Site icon Web Software Digital Innovations

What is Material Design made by Google

Material Design (codenamed Quantum Paper) is a design developed by Google, announced on June 25, 2014 at Google I/O. Expanding on the “card” patterns already in use on Google Now, the Material Design design rules focus on greater use of grid-based layouts, animations and transitions, and depth effects such as lighting and shadows.

Designer Matías Duarte explained that, “unlike real paper, our digital material can expand and change intelligently. Material Design has edges and a physical surface. Overlays and shadows give information about what you can touch and how it will move,” Google says their new design language is based on paper and ink.

Material Design is supported natively starting from Android 5.0, but can be used in previous versions through the v7 appcompat library available to developers. Material Design will be progressively extended across Google’s entire range of web and mobile products to provide a consistent experience across all platforms and applications. Google also released the application programming interface (API) for third-party developers to integrate the design into their applications.

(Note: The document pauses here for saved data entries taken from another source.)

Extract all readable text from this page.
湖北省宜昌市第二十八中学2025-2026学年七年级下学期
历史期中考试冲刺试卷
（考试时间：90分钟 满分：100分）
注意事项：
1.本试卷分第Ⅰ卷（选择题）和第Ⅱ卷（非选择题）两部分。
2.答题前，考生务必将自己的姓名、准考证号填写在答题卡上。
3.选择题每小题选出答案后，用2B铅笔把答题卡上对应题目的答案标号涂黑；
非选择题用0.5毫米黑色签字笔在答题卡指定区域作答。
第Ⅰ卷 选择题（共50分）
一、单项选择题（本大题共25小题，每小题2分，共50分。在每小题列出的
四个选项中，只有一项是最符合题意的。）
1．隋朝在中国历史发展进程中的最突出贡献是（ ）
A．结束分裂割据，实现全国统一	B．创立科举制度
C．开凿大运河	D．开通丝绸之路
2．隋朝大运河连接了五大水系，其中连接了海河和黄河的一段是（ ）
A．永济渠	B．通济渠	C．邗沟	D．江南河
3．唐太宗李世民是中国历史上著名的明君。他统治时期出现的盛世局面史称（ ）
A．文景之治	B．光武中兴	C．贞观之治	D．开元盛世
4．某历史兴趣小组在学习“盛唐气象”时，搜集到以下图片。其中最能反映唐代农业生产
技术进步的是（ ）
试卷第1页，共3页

As of 2015, most of Google’s mobile apps for Android have applied the new design language, including Gmail, YouTube, Google Drive, Google Docs, Google Maps, Inbox, all Google Play apps, and with a minor fits Chrome browser and Google Keep. It has also been incorporated into the web desktop interfaces of Google Drive, Google Docs, Google Sheets, Google Slides, Google Analytics, Google Developers, and Inbox.

The canonical implementation of Material Design for web application user interfaces is called Polymer. This is the Polymer library, a shim that provides web API components for browsers that do not natively implement this standard, and an element catalog, including the “paper elements collection” which contains Material Design elements.